June Brings Rainstorms and New Volunteers

It’s been hard to keep up with everything going on around here. As always, the Casa is full of an eclectic mix of people (Below: Guest Bill Gosnell teaching juggling in the reception). Volunteers are coming and going,  and it’s like overnight I’ve been converted into a veteran member of the team.

We have guests from all around the world, as well as several migrants and refugees staying with us through the Casa’s Solidarity Lodging program. The couple that I have been accompanying for the last month just found a new apartment, which will double as their restaurant. I’m planning a mini documentary project to record their progress in renovating the space and getting the restaurant up and running. They’ve been working tirelessly for weeks now, but it looks like they will be able to open within the next month.

Will Gosnell, traveling juggler educator and friend/guest at the Casa, does an impromptu juggling lesson in the reception.

Will Gosnell, traveling juggler educator and friend/guest at the Casa, does an impromptu juggling lesson in the reception.

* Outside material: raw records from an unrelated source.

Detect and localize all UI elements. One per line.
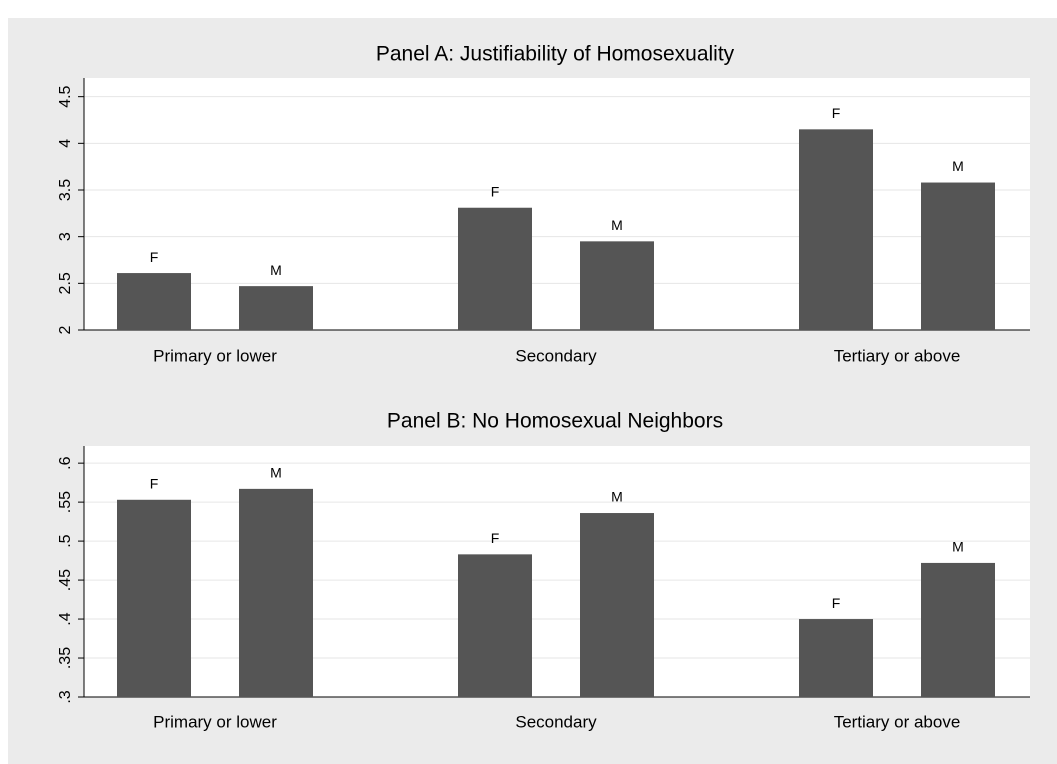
- y-tick-label: 4: [57, 139, 74, 148]
- bar-label: F: [150, 475, 159, 491]
- y-tick-label: 2.5: [57, 272, 74, 294]
- x-tick-label: Secondary: [515, 712, 597, 731]
- bar: [799, 619, 873, 697]
- bar-label: F: [491, 183, 500, 199]
- bar: [580, 241, 654, 330]
- bar-label: M: [270, 465, 282, 481]
- chart-title: Panel A: Justifiability of Homosexuality: [376, 43, 735, 66]
- y-tick-label: 3: [57, 232, 74, 241]
- bar: [458, 554, 532, 697]
- x-tick-label: Secondary: [515, 346, 597, 365]
- y-tick-label: .45: [57, 569, 74, 591]
- bar: [921, 562, 995, 697]
- y-tick-label: 2: [57, 325, 74, 334]
- bar-label: M: [270, 262, 282, 278]
- x-tick-label: Primary or lower: [153, 346, 277, 365]
- bar-label: F: [832, 595, 841, 611]
- bar: [799, 129, 873, 330]
- y-tick-label: .3: [57, 690, 74, 703]
- bar-label: F: [491, 530, 500, 546]
- bar-label: M: [952, 158, 964, 174]
- bar: [921, 182, 995, 330]
- chart-title: Panel B: No Homosexual Neighbors: [387, 410, 723, 433]
- y-tick-label: .5: [57, 534, 74, 547]
- x-tick-label: Primary or lower: [153, 712, 277, 731]
- x-tick-label: Tertiary or above: [834, 712, 961, 731]
- plot-area: [84, 446, 1030, 697]
- bar: [458, 207, 532, 330]
- y-tick-label: .6: [57, 456, 74, 469]
- y-tick-label: .4: [57, 612, 74, 625]
- bar-label: F: [832, 105, 841, 121]
- bar-label: M: [611, 217, 623, 233]
- y-tick-label: .55: [57, 491, 74, 513]
- bar: [580, 513, 654, 697]
- y-tick-label: 4.5: [57, 85, 74, 107]
- y-tick-label: .35: [57, 647, 74, 669]
- bar-label: M: [952, 539, 964, 555]
- bar: [239, 286, 313, 330]
- y-tick-label: 3.5: [57, 179, 74, 201]
- bar-label: F: [150, 249, 159, 265]
- plot-area: [84, 78, 1030, 330]
- bar: [117, 499, 191, 697]
- bar: [117, 273, 191, 330]
- bar: [239, 488, 313, 697]
- x-tick-label: Tertiary or above: [834, 346, 961, 365]
- bar-label: M: [611, 489, 623, 505]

The Haverford CPGC summer volunteers, John Kouakam ’17, Jake Lichtenbaum ’16, and Rafael Moreno ’17 got here just last week. John and Rafa had stayed at the Casa previously, during the Haverford-Casa Migration Field Study which is coordinated by the Casa and is an intensive learning tour of migration on the Arizona border and in Mexico City.  They will both be volunteering at Tochan, the migrant shelter the Casa helps coordinate. Jake will be working at Barrio Activo, a community and cultural center in a neighborhood in northern Mexico City which offers a summer program for youth vulnerable to delinquency and violence.

And my outlook on the Casa shifted drastically last week. Literally; I moved up to the fourth floor where my neighbors are Bertha and Mara, along with several cacti, jade and aloe plants. In the morning I wake up, stretch, and say hello to the Monument to the Revolution, now in plain sight from just outside my door.

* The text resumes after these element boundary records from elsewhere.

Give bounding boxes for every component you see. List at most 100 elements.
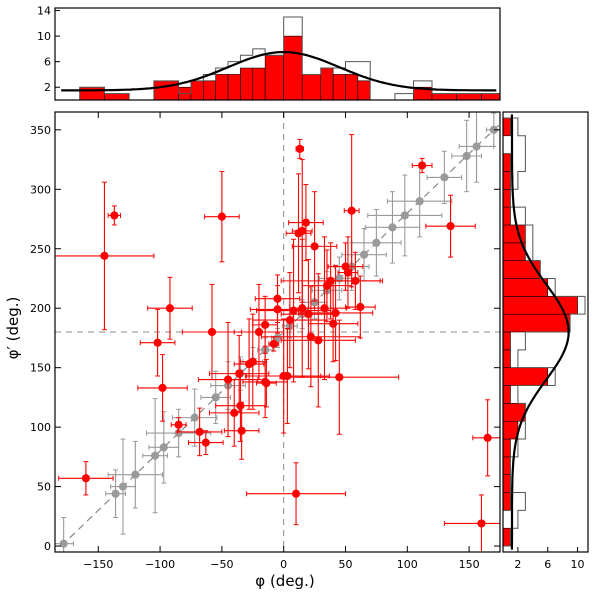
- x-tick-label: 100: [397, 558, 418, 571]
- data-point: [190, 413, 199, 422]
- right-x-tick-label: 10: [571, 558, 585, 571]
- data-point: [261, 320, 270, 329]
- data-point: [477, 519, 486, 528]
- main-plot-area: [55, 112, 500, 552]
- data-point: [298, 226, 307, 236]
- right-hist-bar: [502, 385, 511, 404]
- data-point: [331, 308, 340, 318]
- top-fit-curve: [61, 51, 497, 92]
- data-point: [165, 304, 175, 313]
- data-point: [151, 451, 160, 460]
- top-hist-bar: [215, 74, 229, 101]
- data-point: [283, 371, 292, 381]
- top-hist-bar: [301, 74, 322, 101]
- data-point: [285, 316, 294, 325]
- data-point: [59, 539, 68, 548]
- top-histogram-panel: 2 6 10 14: [37, 5, 501, 101]
- right-hist-bar: [502, 313, 571, 333]
- right-hist-bar: [502, 224, 526, 244]
- top-hist-bar: [332, 74, 346, 101]
- series-measured: [55, 134, 500, 552]
- data-point: [306, 332, 315, 341]
- top-hist-bar: [357, 80, 371, 101]
- x-tick-label: −100: [145, 558, 175, 571]
- right-hist-bar: [502, 492, 511, 511]
- data-point: [462, 151, 471, 161]
- main-frame: [54, 111, 501, 553]
- right-hist-bar: [502, 367, 549, 386]
- top-hist-bar: [190, 80, 204, 101]
- data-point: [310, 242, 319, 251]
- top-hist-bar: [104, 93, 130, 101]
- data-point: [159, 443, 168, 452]
- data-point: [236, 401, 245, 410]
- top-hist-bar: [252, 67, 266, 101]
- y-tick-label: 50: [37, 481, 51, 494]
- data-point: [153, 338, 162, 347]
- data-point: [372, 238, 381, 247]
- data-point: [347, 206, 356, 215]
- right-x-tick-label: 6: [544, 558, 551, 571]
- right-hist-bar: [502, 527, 511, 547]
- data-point: [207, 327, 217, 337]
- data-point: [237, 426, 246, 435]
- data-point: [304, 310, 313, 319]
- x-tick-label: −50: [210, 558, 233, 571]
- data-point: [118, 482, 128, 491]
- right-hist-bar: [502, 206, 511, 226]
- data-point: [301, 218, 311, 227]
- data-point: [418, 161, 427, 170]
- data-point: [359, 250, 369, 259]
- data-point: [335, 373, 344, 382]
- data-point: [81, 474, 91, 483]
- right-hist-bar: [502, 474, 511, 493]
- data-point: [446, 222, 455, 231]
- y-axis-label: φ′ (deg.): [4, 297, 22, 360]
- data-point: [248, 357, 257, 366]
- top-hist-bar: [431, 93, 458, 101]
- y-tick-label: 0: [44, 540, 51, 553]
- data-point: [211, 393, 220, 402]
- data-point: [230, 408, 239, 417]
- y-tick-label: 150: [30, 362, 51, 375]
- right-hist-bar: [502, 278, 549, 297]
- y-tick-label: 350: [30, 124, 51, 137]
- right-x-tick-label: 2: [514, 558, 521, 571]
- data-point: [110, 211, 119, 220]
- y-tick-label: 250: [30, 243, 51, 256]
- data-point: [195, 427, 204, 436]
- right-fit-curve: [510, 114, 570, 550]
- data-point: [415, 197, 424, 206]
- data-point: [483, 433, 492, 442]
- data-point: [440, 173, 449, 182]
- right-hist-bar: [502, 331, 511, 351]
- series-reference: [55, 112, 500, 552]
- right-hist-bar: [502, 349, 511, 368]
- data-point: [314, 336, 323, 345]
- right-hist-bar: [502, 438, 511, 458]
- right-frame: [502, 111, 589, 553]
- data-point: [351, 276, 360, 285]
- top-hist-bar: [264, 54, 284, 101]
- right-histogram-bars: [502, 117, 578, 547]
- data-point: [235, 369, 244, 378]
- top-hist-bar: [240, 67, 254, 101]
- right-hist-bar: [502, 188, 511, 208]
- right-hist-outline: [503, 117, 586, 547]
- data-point: [100, 251, 109, 260]
- diagonal-reference-line: [60, 123, 500, 547]
- data-point: [158, 383, 167, 392]
- data-point: [400, 211, 409, 220]
- data-point: [343, 268, 353, 277]
- right-hist-bar: [502, 171, 511, 190]
- data-point: [269, 339, 278, 348]
- top-hist-bar: [345, 74, 359, 101]
- top-frame: [54, 7, 501, 101]
- main-scatter-panel: −150 −100 −50 0 50 100 150 0 50 100 150 200 250 300 35…: [30, 111, 501, 571]
- y-tick-label: 200: [30, 302, 51, 315]
- y-tick-label: 300: [30, 183, 51, 196]
- data-point: [174, 420, 183, 429]
- data-point: [472, 142, 481, 151]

The weather is changing too. Lately the rain comes daily. Whether in the form of  an afternoon torrential downpour, light mist from the morning onward, evening thunderstorms, and the occasional threat of hail, water has been a more constant presence in the last weeks. Weekend before last, some compañeros(as) from the Escuelita dressed themselves as mutant GMO corn people and made an appearance at the Festival del Maíz. Then, an unbelievable rainstorm hit and they came to seek refuge in the Casa.



School and work and convivencia haven’t left me time for much else lately, but I’m looking forward to a mid-June beach vacation in Oaxaca. I’m also working on finishing up and printing Casa t-shirts, posters for the cooperatives we support, systematizing Casa donations policies, attending a workshop tomorrow on migrant detentions in Mexico, and I just completed the first evaluation for the Escuelita, which concludes the first of three sections of the school.  We also just started a planning meeting for a trueque to happen in the Casa in July. Our very first trueque in the Casa with an alternative currency of our own, and various workshops, musical performances and talented artesan producers.